GIS-BASED INTEGRATION OF SWAT AND REMM FOR ESTIMATING WATER QUALITY BENEFITS OF RIPARIAN BUFFERS IN AGRICULTURAL WATERSHEDS

摘要

The Soil and Water Assessment Tool (SWAT) is a process-based, watershed-scale model with a hydrologic response unit (HRU) as the basic computation element, which makes it difficult to accurately represent riparian buffers using their physical parameters (e.g., vegetation structure). On the other hand, the field-scale Riparian Ecosystem Management Model (REMM) provides the opportunity to consider details of hydrologic processes within a riparian buffer zone. However, the runoff and its associated constituents from the upland area that is hydraulically connected to the riparian buffer zone must be provided as inputs into REMM. The rationale proposed here is that the integration of SWAT and REMM would improve the assessment of riparian buffers, which is vital to watershed management but which has not been described in the literature. The objective of this study was to develop a GIS interface that integrated SWAT and REMM for estimating water quality benefits of riparian buffers in agricultural watersheds. For modeling purposes, the interface subdivided a watershed into a number of sub-basins, each of which was further subdivided into drainage areas of isolated impoundments (e.g., wetlands), concentrated flow, and riparian buffers using available GIS data.
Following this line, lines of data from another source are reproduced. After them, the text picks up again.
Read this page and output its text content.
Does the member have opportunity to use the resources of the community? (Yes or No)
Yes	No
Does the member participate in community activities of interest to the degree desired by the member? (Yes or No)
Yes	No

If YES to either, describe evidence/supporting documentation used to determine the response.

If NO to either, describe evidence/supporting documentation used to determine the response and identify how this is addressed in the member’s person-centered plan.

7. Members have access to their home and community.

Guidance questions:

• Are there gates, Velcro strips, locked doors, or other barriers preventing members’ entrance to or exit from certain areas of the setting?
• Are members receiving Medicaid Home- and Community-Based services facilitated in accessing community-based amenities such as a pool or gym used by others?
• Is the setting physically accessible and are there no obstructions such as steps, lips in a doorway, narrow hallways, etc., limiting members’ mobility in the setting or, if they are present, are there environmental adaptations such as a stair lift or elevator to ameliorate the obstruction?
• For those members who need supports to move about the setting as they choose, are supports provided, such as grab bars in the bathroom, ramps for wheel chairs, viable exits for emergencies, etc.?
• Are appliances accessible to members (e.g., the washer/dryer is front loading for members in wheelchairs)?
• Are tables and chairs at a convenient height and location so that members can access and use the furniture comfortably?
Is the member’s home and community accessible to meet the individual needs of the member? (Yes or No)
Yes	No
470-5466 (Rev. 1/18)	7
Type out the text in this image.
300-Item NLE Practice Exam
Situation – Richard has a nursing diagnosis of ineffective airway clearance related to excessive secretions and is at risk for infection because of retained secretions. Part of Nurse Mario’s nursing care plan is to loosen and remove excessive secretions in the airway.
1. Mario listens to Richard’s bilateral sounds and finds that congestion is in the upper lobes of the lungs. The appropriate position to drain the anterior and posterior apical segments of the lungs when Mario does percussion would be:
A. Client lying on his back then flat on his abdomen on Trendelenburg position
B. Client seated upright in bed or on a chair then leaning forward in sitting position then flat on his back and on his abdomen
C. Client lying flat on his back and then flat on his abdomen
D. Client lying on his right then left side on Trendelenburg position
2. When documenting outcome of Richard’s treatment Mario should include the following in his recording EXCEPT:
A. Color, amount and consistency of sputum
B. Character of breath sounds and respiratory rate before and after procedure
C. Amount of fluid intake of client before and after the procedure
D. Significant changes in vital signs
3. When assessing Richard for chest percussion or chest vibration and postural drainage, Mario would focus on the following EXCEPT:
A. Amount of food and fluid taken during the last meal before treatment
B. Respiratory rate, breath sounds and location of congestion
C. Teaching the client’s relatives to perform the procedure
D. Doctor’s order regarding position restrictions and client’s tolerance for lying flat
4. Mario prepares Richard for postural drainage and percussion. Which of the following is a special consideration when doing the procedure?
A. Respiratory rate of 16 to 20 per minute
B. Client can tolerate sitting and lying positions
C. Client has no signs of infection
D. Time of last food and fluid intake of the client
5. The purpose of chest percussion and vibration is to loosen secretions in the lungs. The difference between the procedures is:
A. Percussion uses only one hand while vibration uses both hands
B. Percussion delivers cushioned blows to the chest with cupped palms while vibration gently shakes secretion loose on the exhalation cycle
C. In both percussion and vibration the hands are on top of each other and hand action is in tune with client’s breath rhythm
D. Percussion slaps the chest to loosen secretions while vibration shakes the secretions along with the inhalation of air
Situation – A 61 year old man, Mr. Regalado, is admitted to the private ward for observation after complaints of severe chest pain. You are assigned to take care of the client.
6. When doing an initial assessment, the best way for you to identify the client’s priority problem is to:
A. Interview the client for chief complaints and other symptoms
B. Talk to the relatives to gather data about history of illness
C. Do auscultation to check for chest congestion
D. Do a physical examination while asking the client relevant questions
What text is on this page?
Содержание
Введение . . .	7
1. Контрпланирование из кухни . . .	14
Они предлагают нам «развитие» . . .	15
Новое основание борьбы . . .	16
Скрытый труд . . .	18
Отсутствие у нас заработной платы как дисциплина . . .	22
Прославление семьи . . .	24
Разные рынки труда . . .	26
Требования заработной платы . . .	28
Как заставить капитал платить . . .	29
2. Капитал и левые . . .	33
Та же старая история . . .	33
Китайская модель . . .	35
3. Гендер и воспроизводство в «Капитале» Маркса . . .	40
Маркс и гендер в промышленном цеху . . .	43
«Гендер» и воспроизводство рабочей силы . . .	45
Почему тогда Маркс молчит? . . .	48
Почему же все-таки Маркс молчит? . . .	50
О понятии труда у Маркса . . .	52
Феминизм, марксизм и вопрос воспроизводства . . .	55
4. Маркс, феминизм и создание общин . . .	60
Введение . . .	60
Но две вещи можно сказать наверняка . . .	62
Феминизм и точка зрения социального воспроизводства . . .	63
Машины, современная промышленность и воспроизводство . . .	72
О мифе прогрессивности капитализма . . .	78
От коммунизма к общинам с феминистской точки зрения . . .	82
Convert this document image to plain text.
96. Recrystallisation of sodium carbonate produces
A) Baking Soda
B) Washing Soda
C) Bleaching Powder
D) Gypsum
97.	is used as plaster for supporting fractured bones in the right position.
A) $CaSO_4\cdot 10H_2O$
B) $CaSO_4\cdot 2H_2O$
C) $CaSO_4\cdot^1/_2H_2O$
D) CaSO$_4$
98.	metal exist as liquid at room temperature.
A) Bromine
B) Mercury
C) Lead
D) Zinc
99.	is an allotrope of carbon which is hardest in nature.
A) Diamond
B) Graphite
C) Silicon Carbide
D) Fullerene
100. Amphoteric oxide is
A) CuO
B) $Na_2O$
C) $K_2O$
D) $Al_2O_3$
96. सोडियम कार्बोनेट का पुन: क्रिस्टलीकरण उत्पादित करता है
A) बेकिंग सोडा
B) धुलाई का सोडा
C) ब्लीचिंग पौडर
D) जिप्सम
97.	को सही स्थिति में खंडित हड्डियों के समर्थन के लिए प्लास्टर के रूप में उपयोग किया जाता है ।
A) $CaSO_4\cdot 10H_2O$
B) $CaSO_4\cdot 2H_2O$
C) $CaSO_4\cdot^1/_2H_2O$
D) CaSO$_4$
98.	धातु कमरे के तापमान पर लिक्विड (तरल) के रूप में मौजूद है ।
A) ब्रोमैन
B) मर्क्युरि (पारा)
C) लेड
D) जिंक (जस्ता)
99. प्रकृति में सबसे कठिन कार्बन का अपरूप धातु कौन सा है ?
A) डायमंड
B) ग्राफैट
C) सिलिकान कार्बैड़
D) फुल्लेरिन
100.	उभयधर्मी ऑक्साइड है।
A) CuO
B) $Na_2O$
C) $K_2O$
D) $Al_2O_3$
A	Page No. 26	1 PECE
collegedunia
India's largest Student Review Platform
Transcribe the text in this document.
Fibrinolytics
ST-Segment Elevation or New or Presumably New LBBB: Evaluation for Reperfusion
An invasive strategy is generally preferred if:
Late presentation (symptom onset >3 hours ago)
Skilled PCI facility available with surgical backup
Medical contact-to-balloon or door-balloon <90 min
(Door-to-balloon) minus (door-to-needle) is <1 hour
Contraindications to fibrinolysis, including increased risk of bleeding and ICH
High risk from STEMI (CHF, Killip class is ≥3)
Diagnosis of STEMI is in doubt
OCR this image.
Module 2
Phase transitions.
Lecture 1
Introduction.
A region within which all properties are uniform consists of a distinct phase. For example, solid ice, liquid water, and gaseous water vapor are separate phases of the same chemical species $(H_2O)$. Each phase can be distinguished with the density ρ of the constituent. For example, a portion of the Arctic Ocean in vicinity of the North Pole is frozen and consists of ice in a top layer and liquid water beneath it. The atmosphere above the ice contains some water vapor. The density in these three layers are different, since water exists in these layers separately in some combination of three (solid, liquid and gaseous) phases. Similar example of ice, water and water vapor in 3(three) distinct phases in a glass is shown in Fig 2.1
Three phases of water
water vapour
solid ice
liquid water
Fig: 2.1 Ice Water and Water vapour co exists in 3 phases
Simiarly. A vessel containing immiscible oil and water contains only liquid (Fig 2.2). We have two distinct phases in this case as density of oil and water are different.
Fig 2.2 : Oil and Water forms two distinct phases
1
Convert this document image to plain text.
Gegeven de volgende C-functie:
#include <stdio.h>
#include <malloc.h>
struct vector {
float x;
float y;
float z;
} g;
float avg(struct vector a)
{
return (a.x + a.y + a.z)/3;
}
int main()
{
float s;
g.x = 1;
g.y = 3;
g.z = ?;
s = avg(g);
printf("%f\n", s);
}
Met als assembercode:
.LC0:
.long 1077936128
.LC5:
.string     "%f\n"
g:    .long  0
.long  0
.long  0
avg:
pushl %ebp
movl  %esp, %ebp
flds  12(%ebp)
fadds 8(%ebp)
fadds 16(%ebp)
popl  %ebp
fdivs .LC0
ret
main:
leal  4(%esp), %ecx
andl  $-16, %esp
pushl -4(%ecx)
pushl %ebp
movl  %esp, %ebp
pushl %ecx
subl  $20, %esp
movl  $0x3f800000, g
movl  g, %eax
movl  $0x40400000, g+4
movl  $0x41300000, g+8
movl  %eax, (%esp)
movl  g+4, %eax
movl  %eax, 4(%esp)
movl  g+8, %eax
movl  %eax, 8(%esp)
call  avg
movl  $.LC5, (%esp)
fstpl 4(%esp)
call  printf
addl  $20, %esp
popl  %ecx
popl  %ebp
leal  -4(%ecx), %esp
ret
As a result, riparian buffers received runoff and associated pollutants from corresponding contribution areas to mimic actual field conditions. The interface facilitated transferring the SWAT outputs into REMM and computing the site characteristic parameters (e.g., length and width) of the riparian buffers. The outputs from subsequent REMM runs were in turn taken as inputs into SWAT for channel routing and further simulation. The interface was used to assess water quality benefits of riparian buffers in the Lower Canagagigue Creek watershed located in southern Ontario, Canada. The results indicated that the existing riparian buffer system achieved a 27.9% abatement in sediment and a 37.4% reduction in total phosphorus. The model runs demonstrated that the GIS interface was easy to use and could serve as a protocol for integrating models with distinctly different spatial scales.